Banks, on the other hand, have focused on relationships with their main customers and have been willing to finance existing loans in the absence of business arising from mergers and acquisitions.
Banks have also looked at other opportunities to maintain commission income and interest payments. Brazil’s payday loan industry, for example, which provides loans to public sector employees that are repaid directly from the payroll, has become a key industry for the country’s banks. . According to Statista, the top six banks in the Brazilian payroll market have combined payroll portfolios worth US $ 68.5 billion.
Blue chips exploit existing credit lines
Another notable feature of the market has been the use of revolving credit facilities by large Latin American multinationals.

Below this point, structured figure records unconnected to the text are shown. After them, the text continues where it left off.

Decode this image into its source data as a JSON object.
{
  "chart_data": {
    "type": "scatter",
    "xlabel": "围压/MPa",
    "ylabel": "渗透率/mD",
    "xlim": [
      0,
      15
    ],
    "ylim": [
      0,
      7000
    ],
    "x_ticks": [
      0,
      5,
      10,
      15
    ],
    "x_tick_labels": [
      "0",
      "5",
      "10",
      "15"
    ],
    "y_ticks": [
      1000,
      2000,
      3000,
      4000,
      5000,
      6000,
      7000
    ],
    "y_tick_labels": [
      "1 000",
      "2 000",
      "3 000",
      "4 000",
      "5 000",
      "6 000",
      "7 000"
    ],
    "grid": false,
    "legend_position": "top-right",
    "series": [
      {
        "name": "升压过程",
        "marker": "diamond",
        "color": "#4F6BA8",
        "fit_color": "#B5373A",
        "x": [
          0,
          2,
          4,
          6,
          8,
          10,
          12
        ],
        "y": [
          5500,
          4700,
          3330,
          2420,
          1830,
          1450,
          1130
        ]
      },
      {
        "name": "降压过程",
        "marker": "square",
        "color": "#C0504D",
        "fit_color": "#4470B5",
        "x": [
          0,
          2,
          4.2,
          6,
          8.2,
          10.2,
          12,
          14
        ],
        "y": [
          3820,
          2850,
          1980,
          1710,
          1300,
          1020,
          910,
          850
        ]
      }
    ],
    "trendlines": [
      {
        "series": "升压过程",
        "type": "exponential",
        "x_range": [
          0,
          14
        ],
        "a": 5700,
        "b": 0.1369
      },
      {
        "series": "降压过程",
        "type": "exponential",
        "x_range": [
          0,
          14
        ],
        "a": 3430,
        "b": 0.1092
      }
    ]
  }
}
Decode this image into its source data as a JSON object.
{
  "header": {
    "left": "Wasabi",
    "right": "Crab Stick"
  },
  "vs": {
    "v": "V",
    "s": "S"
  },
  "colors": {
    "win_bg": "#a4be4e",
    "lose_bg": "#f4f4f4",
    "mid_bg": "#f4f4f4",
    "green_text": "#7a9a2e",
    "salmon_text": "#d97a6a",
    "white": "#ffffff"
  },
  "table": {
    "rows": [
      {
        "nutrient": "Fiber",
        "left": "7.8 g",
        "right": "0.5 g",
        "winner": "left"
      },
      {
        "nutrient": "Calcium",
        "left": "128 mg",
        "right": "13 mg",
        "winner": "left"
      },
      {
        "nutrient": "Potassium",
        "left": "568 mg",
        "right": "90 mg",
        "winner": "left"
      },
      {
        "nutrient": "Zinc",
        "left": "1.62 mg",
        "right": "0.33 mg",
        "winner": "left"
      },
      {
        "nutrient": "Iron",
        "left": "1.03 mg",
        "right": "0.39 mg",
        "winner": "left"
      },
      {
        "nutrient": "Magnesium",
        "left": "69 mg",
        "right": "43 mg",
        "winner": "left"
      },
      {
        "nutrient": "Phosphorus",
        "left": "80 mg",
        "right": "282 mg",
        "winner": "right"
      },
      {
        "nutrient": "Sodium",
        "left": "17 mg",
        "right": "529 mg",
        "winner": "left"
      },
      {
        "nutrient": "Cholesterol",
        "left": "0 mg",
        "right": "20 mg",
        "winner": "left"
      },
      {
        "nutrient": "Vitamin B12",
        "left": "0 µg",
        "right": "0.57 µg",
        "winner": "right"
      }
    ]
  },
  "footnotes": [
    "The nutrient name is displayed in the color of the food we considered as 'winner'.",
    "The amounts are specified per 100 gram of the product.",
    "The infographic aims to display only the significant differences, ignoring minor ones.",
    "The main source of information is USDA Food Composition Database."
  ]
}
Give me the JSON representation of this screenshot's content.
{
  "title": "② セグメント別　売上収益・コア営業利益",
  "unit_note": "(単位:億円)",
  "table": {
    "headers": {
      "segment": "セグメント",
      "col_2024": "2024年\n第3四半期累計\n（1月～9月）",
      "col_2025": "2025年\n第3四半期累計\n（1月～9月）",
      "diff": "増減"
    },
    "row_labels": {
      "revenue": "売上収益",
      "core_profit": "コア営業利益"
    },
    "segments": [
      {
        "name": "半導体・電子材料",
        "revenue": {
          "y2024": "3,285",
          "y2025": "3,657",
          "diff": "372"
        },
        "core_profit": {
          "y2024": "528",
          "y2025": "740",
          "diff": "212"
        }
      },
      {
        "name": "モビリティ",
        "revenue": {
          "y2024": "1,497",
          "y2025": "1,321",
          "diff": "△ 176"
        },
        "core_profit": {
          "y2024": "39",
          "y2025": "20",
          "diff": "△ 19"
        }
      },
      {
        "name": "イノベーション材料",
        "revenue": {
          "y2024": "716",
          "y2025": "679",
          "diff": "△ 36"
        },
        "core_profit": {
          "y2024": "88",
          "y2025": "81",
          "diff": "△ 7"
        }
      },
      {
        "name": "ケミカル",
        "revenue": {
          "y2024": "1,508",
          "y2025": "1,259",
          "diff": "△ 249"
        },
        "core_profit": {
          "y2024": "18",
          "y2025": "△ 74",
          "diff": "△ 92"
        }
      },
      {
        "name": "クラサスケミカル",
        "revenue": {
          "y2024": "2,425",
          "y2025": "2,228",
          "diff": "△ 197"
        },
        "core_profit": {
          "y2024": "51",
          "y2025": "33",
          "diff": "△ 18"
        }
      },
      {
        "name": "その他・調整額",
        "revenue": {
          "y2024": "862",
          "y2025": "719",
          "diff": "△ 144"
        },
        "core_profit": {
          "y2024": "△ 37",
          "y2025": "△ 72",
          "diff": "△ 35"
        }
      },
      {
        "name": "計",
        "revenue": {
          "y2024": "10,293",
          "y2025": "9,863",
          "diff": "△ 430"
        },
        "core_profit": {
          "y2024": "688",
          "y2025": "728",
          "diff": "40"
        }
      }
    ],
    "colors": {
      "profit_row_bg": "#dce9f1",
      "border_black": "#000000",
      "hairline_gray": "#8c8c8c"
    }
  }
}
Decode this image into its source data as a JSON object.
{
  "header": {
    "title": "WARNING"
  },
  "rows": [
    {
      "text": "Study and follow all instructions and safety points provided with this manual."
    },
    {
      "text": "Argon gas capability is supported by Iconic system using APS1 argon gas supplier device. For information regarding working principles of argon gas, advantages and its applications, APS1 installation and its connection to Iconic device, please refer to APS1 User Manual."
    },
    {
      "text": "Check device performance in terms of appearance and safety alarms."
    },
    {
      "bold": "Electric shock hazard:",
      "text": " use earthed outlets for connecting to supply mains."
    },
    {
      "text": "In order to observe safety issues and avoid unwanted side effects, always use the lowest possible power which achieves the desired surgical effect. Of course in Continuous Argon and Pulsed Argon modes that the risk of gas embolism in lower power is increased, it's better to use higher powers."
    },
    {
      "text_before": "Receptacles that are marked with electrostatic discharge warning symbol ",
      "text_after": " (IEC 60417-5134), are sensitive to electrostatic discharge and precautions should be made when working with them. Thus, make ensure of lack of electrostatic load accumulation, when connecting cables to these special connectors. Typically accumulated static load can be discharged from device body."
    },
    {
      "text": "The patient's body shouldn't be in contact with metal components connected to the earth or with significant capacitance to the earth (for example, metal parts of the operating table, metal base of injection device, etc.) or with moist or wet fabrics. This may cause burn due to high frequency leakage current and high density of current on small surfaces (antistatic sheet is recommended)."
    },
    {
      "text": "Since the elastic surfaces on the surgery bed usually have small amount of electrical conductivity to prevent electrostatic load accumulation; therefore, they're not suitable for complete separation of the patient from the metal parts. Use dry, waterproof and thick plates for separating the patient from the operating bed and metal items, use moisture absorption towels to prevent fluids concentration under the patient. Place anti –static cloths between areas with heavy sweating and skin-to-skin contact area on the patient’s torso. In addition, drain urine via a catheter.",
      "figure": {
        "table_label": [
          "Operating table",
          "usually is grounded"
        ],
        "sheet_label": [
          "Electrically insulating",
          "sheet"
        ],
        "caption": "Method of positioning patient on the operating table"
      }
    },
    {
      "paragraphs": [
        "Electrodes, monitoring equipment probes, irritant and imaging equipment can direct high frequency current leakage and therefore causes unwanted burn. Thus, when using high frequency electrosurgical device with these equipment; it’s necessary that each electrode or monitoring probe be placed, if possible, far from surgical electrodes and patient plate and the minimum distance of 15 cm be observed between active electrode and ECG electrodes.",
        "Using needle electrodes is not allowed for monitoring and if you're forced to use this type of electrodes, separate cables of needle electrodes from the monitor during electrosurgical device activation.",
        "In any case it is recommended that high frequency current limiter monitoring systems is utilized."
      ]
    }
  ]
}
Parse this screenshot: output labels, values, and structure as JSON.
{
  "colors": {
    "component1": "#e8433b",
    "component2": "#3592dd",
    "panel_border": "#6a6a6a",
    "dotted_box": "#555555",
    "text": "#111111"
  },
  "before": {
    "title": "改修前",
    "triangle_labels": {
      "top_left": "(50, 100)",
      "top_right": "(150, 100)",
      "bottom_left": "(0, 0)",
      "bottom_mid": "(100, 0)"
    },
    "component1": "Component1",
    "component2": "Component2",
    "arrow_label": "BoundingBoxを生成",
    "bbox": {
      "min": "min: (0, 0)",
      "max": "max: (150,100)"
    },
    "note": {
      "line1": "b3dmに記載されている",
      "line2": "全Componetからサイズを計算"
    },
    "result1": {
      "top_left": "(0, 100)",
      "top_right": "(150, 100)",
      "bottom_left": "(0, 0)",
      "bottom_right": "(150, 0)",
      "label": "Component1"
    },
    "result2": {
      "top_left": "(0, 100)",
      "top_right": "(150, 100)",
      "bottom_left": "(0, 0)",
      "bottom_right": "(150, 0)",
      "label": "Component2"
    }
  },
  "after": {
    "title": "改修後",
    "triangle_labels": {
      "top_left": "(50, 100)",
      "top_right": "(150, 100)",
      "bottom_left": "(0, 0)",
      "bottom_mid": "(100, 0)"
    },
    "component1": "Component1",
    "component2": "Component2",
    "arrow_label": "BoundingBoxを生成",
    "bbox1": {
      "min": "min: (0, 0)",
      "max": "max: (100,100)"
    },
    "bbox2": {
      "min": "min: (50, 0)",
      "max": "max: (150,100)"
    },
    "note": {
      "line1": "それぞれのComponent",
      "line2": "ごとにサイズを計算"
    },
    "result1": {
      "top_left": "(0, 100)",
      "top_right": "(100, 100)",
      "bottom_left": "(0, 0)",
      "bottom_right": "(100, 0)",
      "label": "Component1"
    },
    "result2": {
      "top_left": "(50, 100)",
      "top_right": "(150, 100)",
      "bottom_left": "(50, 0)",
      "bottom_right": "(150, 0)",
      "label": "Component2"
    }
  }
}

Many top names would not have turned to guns in previous downturns, but with these facilities now in place, these companies were able to get cash without going into the market.
Mexican blue chips have also used revolving credit facilities. Real estate developer Corporación Inmobiliaria Vesta, for example, has pulled out. A resilient period of negotiation by bakery multinational Grupo Bimbo, saw it repay US $ 400 million of its revolving credit facility after drawing US $ 720 million in March in anticipation of the COVID-19 disruption.
The availability of revolving credit facilities and the willingness of banks to lend on a bilateral basis have provided a buffer for many Latin American companies against the sharp decline in syndicated loan issuance.
But there are still challenges to be overcome. COVID-19 has hit Latin America after Asia and Europe. The number of cases continues to rise rapidly and the pandemic has not yet reached its peak in the region, although second waves are occurring elsewhere in the world.
With the spread of the virus still on the rise, Latin America’s capital markets and liquidity remain subject to uncertainty and volatility. M&A volumes, which predict syndicated loan activity, are unlikely to rebound until the pandemic subsides and there is better visibility into the performance and valuation of target companies.
Distress is also starting to show itself in the market, with the region’s airline industry particularly hard hit. LATAM, Avianca and Aeromexico, three of Latin America’s largest operators, have filed for Chapter 11 bankruptcy in the United States, while reports indicate that auditors at Brazilian firm Gol Linhas Aereas Inteligentes should include a warning in the company’s accounts regarding its future viability. Panama’s Copa, meanwhile, has been on hold since March (although its liquidity profile improved significantly thanks to a convertible bond offering in April), and Azul has brought in restructuring advisers.
Other areas affected by closures and travel restrictions are also under pressure. Statista, for example, predicts that more than 10 million jobs in the region’s leisure sector could be at risk in a worst-case scenario.
Despite these challenges, however, Latin American credit markets have shown resilience in the past and are likely to continue to do so. Banks remain willing to lend, even though M&A activity has fallen, and have looked at a recovery in the long term.